Personal information
- Date of birth: 5 February 1991 (age 35)
- Place of birth: Diyarbakır, Turkey
- Height: 1.93 m (6 ft 4 in)
- Position: Goalkeeper

Team information
- Current team: Sultanbeyli Belediyespor

Senior career*
- Years: Team / Apps / (Gls)
- 2009–2012: Diyarbakır BB / 38 / (0)
- 2012–2015: Karabükspor / 15 / (0)
- 2015–2016: Kayserispor / 6 / (0)
- 2016–2017: Konyaspor / 1 / (0)
- 2018: Dalkurd / 8 / (0)
- 2018–2019: Osmanlıspor / 10 / (0)
- 2019–2020: Amed / 23 / (0)
- 2020–2021: 1461 Trabzon / 26 / (0)
- 2021–2023: Tarsus İdman Yurdu / 47 / (0)
- 2023–2024: Etimesgut Belediyespor / 28 / (0)
- 2024–2025: Ankaraspor / 6 / (0)
- 2025: Karaman FK / 2 / (0)
- 2025–: Sultanbeyli Belediyespor

International career
- 2014: Turkey A2 / 1 / (0)

= Abdülaziz Demircan =

Turkish footballer

Abdülaziz Demircan (born 5 February 1991) is a Turkish footballer of Kurdish descent who plays as a goalkeeper for the amateur side Sultanbeyli Belediyespor.

==Club career==
Born in Diyarbakır, Turkey, the goalkeeper played for Diyarbakır BB, Karabükspor, Kayserispor, Konyaspor, Dalkurd, Osmanlıspor, and Amed S.K.

==International career==
Demircan made his debut for a Turkish A2-side also known as Turkey B under head coach Fatih Terim on 14 October 2014. The opponent was England C. He had a clean sheet, while Turkey B won the friendly with a 2–0 score.

==Forced leave of Dalkurd FF==
Despite the announcement of club press officer Cihan Dalaba in May 2018 that Demircan's private Instagram account was hacked, the goalkeeper was released in June 2018 by Swedish side Dalkurd FF. Demircan sharing a picture on Instagram Story with the Turkish flag, Atatürk and the figures 1919 which also referred to the beginning of the Turkish War of Independence of 1919, created great anger among Dalkurd FF-supporters. Ultimately, this forced Demircan to leave the club, according to Director of Football Adil Kizil.

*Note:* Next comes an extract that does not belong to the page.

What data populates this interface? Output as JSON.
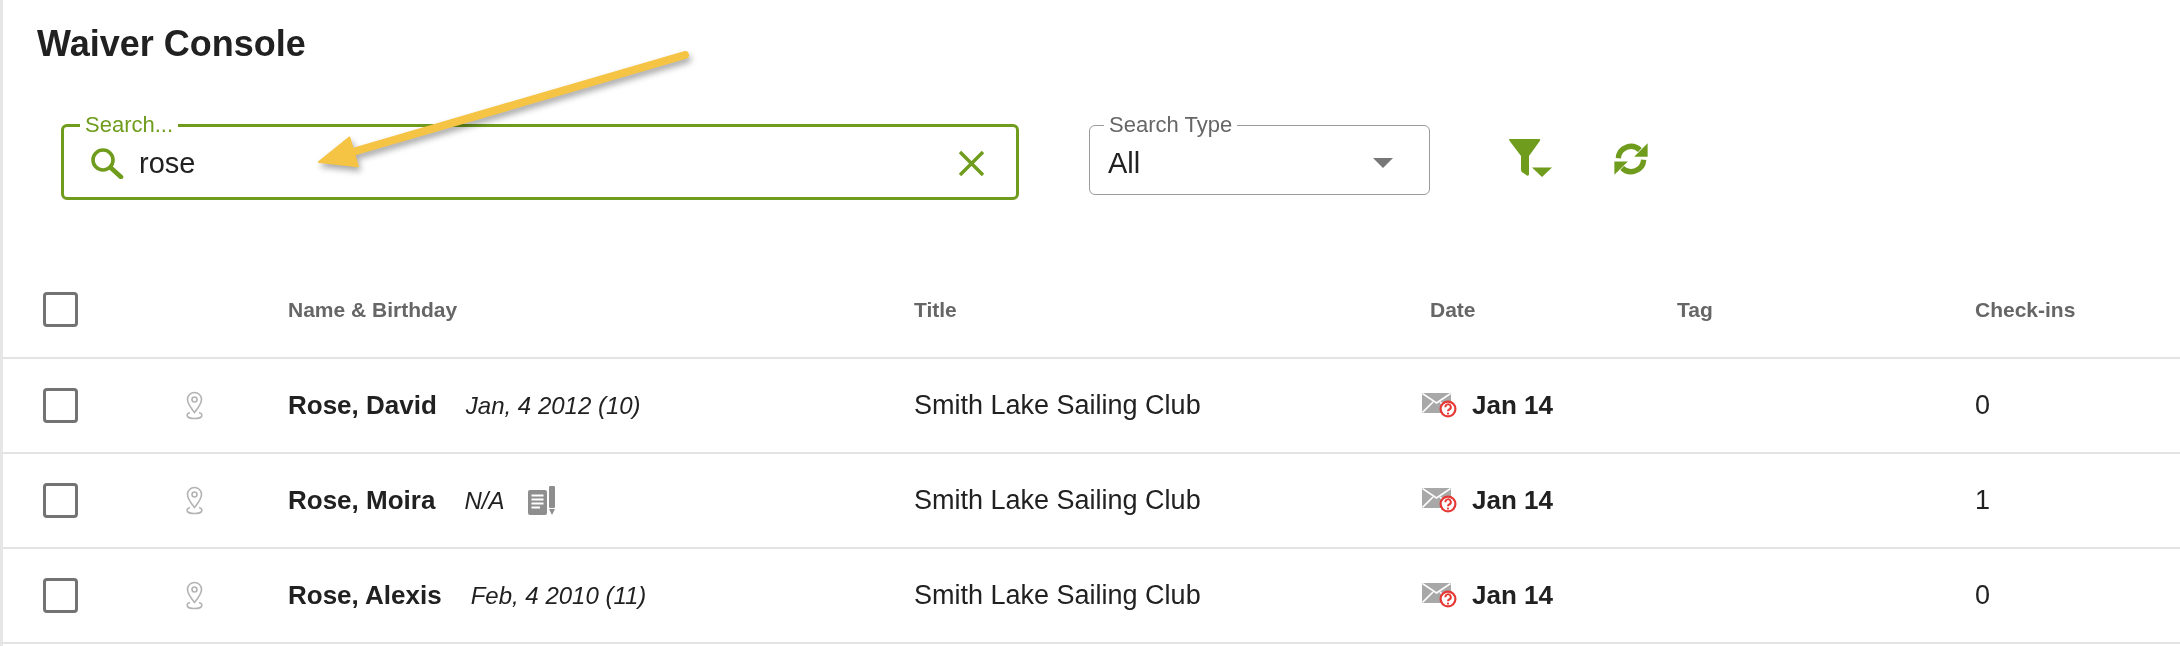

Demircan later stated that he was sent to the bench after the sharing on Instagram because of the fear of attacks of club fans. He also got harassed and teammates insulted him and would not talk to him afterwards. Fearing repercussions the statements about a hacking were communicated by the club, told Demircan.